Sadi Carnot, victime de l’anarchisme
Élu en 1887, Sadi Carnot est un président de la République française empêtré, en cette fin tourmentée du XIXe siècle, dans de nombreux scandales, dont celui de Panama. Il a dû, par ailleurs, lutter contre de nombreux mouvements politiques parmi lesquels le boulangisme mais aussi l’anarchisme, qui se répandait tel un cancer dans toute l’Europe. Dans ce contexte, Carnot n’hésita pas à faire voter des lois dites « scélérates », en 1893, afin de limiter les actions de ce mouvement chaotique (ces textes seront abrogés en 1992). Mais la réaction des anarchistes se fera dans la violence.
Ainsi, le 24 juin 1894, lors d’un déplacement de Sadi Carnot venu voir, à Lyon, l’Exposition universelle, un jeune anarchiste italien âgé de 20 ans, Sante Geronimo Caserio, s’avance dans la foule qui entoure la voiture du Président. Profitant de la cohue qui s’installe, il monte sur le marchepied du véhicule et, d’un poignard affûté, frappe mortellement le chef de l’État. La victime est immédiatement amenée auprès des chirurgiens et des médecins qui tentent d’arrêter l’hémorragie. Malgré leurs soins, le président de la République s’éteint le 25 juin, à 0h40. Son meurtrier, arrêté sur les lieux même de son crime, est emprisonné, jugé puis condamné à mort le 16 août 1894.

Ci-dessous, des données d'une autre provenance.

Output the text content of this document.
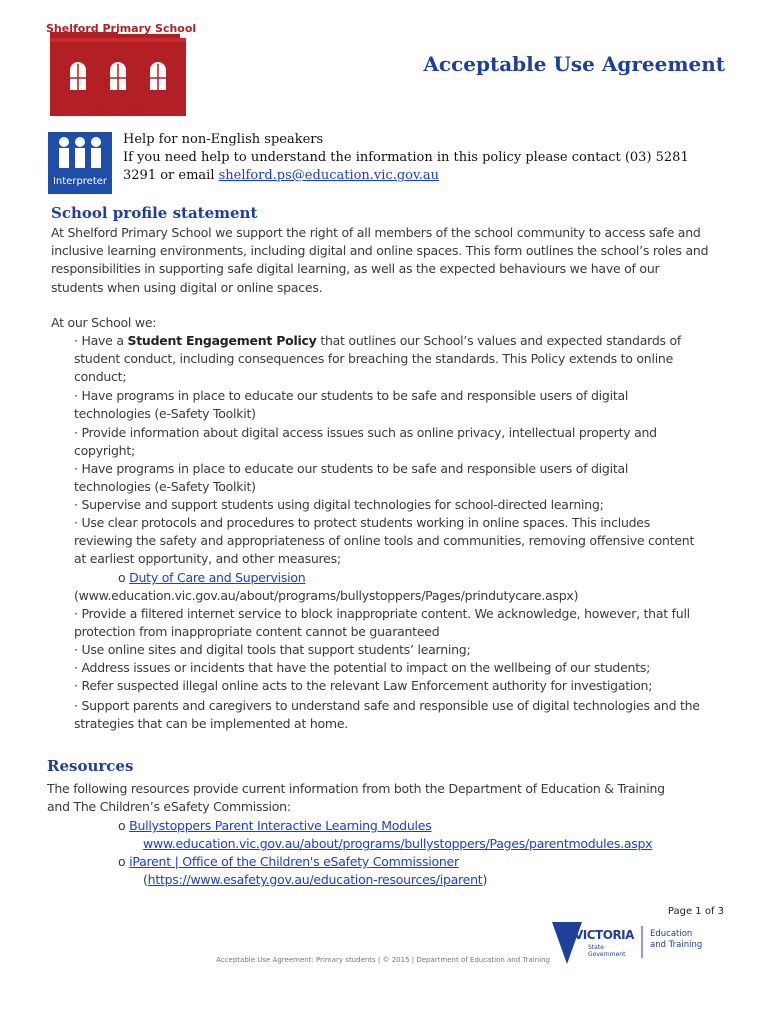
Shelford Primary School
Est. 1866
Acceptable Use Agreement
Interpreter
Help for non-English speakers
If you need help to understand the information in this policy please contact (03) 5281 3291 or email shelford.ps@education.vic.gov.au
School profile statement
At Shelford Primary School we support the right of all members of the school community to access safe and inclusive learning environments, including digital and online spaces. This form outlines the school’s roles and responsibilities in supporting safe digital learning, as well as the expected behaviours we have of our students when using digital or online spaces.
At our School we:
· Have a Student Engagement Policy that outlines our School’s values and expected standards of student conduct, including consequences for breaching the standards. This Policy extends to online conduct;
· Have programs in place to educate our students to be safe and responsible users of digital technologies (e-Safety Toolkit)
· Provide information about digital access issues such as online privacy, intellectual property and copyright;
· Have programs in place to educate our students to be safe and responsible users of digital technologies (e-Safety Toolkit)
· Supervise and support students using digital technologies for school-directed learning;
· Use clear protocols and procedures to protect students working in online spaces. This includes reviewing the safety and appropriateness of online tools and communities, removing offensive content at earliest opportunity, and other measures;
o Duty of Care and Supervision
(www.education.vic.gov.au/about/programs/bullystoppers/Pages/prindutycare.aspx)
· Provide a filtered internet service to block inappropriate content. We acknowledge, however, that full protection from inappropriate content cannot be guaranteed
· Use online sites and digital tools that support students’ learning;
· Address issues or incidents that have the potential to impact on the wellbeing of our students;
· Refer suspected illegal online acts to the relevant Law Enforcement authority for investigation;
· Support parents and caregivers to understand safe and responsible use of digital technologies and the strategies that can be implemented at home.
Resources
The following resources provide current information from both the Department of Education & Training and The Children’s eSafety Commission:
o Bullystoppers Parent Interactive Learning Modules
www.education.vic.gov.au/about/programs/bullystoppers/Pages/parentmodules.aspx
o iParent | Office of the Children's eSafety Commissioner
(https://www.esafety.gov.au/education-resources/iparent)
Page 1 of 3
Acceptable Use Agreement: Primary students | © 2015 | Department of Education and Training
VICTORIA
State Government
Education
and Training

Devenu martyr de la lutte contre l’anarchisme, Sadi Carnot est inhumé au Panthéon après des funérailles à Notre-Dame de Paris. Unique président de la République française à avoir eu cet honneur, il ne sera pourtant pas le dernier des chefs d'État assassinés dans l’exercice de leurs fonctions.
Paul Doumer, une longue vie mais un court mandat
Membre du Parti radical, Paul Doumer est élu à la présidence de la République en 1931, âgé de 74 ans. Ses fonctions sont surtout honorifiques, en hommage à sa longue carrière au service de la France comme gouverneur général de l’Indochine, député, ministre et, enfin, sénateur. Mais cette récompense pour bons et loyaux services envers notre pays ne dure guère longtemps. Le 6 mai 1932, Paul Doumer se rend à l’hôtel Salomon de Rothschild, à Paris, afin d’inaugurer un salon des anciens combattants. Lui-même a perdu quatre fils lors de la Grande Guerre et partage donc avec ces soldats une peine et une souffrance. Lors de cet événement, un émigré russe, Paul Gorgulov, s’infiltre dans la propriété. Repérant le président de la République, il sort son pistolet et tire à deux reprises. Blessé, Paul Doumer tombe dans le coma et décède à l’aube du 7 mai 1932. Son meurtrier est jugé rapidement. Il justifiera son geste, commis selon lui en représailles contre une France trop complaisante avec l’URSS. Condamné à mort, il est guillotiné le 14 septembre 1932.
Paul Doumer est pleuré par tous en raison de la violence de l’attentat dont il a été la victime. Après un passage à Notre-Dame, puis au Panthéon pour un hommage plus républicain, l’ancien Président est inhumé au cimetière de Vaugirard. Le chef du Conseil, André Tardieu, proclame alors : « Pour la seconde fois en soixante et un ans, la République a la douleur de conduire au tombeau son chef assassiné. Crime odieux ; crime absurde, et par la fonction qu'il vise, et par l'homme qu'il atteint ; car la fonction était d'arbitrage et de conciliation ; l'homme était de paix, de sagesse et de bonté. […] Paul Doumer, pour trois quarts de siècle, fut le vivant témoignage de ce qu’est et de ce que peut la démocratie. Fils du peuple, c’est le peuple entier qu’il représentait. Et c’est aussi le peuple entier qu’ont frappé les balles qui l’ont tué […] Il nous lègue deux devoirs […] celui d’aider les siens […] celui d’aider la France à remplir son destin par les vertus de l’union et les vertus de l’action. »
Sadi Carnot comme Paul Doumer ont payé de leur vie leur attachement à la démocratie, à la République et à la France, rappelant que les responsabilités politiques peuvent mener jusqu'au sacrifice de sa vie.